Charge Transport in 2D Layered Mixed Sn-Pb Perovskite Thin Films for Field-Effect Transistors

The optoelectronic characteristics of organic-inorganic perovskites can be tailored by mixing different metal cations with various ratios. 2D layered organic-inorganic perovskites with charge transport anisotropy are considered as promising channel materials for field-effect transistors. However, there are few reports about 2D Pb-based perovskite thin film transistors although their Sn counterparts have been extensively investigated for use in this field. Herein, the synthesis and tuning of the physical properties of 2D layered Sn-Pb perovskite solid solutions based on phenylethylammonium tin and lead iodide perovskites ((PEA)(2)SnxPb1-xI4 (x = 0, 0.3, 0.5, 0.7, 1)) are reported. A thermally activated semiconducting behavior is confirmed in this series of perovskite thin films. The electronic band structure, conductivity, and in-plane ion migration are found to be largely affected by the Sn-Pb ratio, which is important for transistor performance.
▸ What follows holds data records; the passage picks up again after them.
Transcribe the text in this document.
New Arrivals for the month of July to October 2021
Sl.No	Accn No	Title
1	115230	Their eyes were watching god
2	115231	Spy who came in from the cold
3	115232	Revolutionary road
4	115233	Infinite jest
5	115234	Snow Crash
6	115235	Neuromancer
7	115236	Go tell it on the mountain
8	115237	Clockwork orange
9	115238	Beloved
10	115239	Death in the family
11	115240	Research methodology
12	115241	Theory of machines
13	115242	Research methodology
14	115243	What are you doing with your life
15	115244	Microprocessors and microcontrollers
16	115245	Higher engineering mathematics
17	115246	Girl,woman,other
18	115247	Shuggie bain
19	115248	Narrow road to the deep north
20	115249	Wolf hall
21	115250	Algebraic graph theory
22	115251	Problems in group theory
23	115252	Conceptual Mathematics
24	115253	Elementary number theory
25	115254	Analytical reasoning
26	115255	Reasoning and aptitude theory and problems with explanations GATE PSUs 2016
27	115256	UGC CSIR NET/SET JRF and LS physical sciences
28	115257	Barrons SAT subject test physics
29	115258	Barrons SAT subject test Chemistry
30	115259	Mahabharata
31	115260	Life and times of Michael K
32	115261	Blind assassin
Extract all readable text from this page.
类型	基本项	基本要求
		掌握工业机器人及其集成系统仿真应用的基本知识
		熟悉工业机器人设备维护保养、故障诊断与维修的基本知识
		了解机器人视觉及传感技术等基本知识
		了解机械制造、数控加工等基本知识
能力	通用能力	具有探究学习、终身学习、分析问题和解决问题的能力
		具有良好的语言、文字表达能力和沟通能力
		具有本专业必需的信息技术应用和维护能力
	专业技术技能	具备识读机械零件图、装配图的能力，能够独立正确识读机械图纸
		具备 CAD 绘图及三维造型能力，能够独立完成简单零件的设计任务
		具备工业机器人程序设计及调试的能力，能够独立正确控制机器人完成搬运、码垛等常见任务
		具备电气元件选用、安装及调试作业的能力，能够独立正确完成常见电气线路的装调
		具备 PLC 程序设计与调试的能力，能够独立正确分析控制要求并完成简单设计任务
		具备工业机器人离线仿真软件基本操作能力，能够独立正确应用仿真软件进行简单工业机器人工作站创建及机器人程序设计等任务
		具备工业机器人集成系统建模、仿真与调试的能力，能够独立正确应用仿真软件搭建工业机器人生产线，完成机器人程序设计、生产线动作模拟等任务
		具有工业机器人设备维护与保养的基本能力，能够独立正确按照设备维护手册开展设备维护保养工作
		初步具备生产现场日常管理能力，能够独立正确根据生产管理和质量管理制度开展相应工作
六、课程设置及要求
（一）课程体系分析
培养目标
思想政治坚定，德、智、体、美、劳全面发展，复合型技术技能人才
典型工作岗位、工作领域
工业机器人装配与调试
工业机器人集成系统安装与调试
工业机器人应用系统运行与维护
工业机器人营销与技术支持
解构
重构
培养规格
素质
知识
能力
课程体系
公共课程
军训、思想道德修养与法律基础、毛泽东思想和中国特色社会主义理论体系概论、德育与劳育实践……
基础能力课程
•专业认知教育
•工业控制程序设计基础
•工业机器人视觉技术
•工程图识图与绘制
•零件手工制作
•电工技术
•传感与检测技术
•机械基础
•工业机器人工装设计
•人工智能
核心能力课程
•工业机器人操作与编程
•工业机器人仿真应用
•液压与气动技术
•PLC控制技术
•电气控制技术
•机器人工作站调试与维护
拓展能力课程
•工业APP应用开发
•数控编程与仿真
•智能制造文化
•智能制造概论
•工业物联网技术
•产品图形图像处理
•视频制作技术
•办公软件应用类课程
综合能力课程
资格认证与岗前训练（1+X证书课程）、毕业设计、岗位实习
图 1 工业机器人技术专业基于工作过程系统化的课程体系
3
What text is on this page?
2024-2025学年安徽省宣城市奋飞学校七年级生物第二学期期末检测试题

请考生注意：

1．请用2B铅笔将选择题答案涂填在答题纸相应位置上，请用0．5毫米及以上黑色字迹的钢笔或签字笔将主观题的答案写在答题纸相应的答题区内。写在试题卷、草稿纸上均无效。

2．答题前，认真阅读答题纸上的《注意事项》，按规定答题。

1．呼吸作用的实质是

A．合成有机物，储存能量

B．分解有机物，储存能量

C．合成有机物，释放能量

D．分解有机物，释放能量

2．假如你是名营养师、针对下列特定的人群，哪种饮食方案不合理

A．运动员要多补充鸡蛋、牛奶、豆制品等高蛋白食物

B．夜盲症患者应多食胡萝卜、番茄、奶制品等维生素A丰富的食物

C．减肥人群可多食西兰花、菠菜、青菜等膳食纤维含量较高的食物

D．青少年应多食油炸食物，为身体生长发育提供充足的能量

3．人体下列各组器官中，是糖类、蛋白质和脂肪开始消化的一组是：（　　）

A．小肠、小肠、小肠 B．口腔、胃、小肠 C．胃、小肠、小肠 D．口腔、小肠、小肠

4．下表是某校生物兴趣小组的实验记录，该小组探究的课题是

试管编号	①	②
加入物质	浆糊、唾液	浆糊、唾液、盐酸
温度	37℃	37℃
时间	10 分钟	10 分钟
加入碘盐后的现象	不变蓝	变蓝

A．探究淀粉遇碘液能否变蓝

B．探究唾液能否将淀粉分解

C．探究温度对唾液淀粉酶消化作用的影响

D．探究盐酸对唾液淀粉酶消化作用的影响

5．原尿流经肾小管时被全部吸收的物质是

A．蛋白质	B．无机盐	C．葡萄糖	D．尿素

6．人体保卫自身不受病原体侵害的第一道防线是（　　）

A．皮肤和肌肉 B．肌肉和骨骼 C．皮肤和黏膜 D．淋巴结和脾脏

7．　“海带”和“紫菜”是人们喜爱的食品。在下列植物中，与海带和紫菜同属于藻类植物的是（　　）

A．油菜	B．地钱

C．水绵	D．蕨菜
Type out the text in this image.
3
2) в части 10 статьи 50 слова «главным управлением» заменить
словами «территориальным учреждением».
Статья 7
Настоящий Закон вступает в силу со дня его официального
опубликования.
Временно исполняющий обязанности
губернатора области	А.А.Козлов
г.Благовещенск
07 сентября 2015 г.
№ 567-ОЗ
Furthermore, the 2D layered mixed Sn-Pb perovskite field-effect transistors constructed on cheap and commercially available polymer dielectrics and a signature of field-effect characteristics in the (PEA)(2)PbI4 film are demonstrated for the first time. The (PEA)(2)Sn0.7Pb0.3I4 transistor operating at room temperature in air exhibits a hole mobility of 0.02 cm(2) V-1 s(-1). This work can improve the understanding of the influence mechanisms of ion migration in 2D layered perovskite field-effect transistors.

Automated summary

The synthesis and tuning of physical properties of 2D layered Sn-Pb perovskite solid solutions were reported, showing significant impact on transistor performance. Field-effect transistors constructed on cheap polymer dielectrics demonstrated good performance for the first time. The work contributes to enhancing understanding of ion migration mechanisms in 2D layered perovskite field-effect transistors.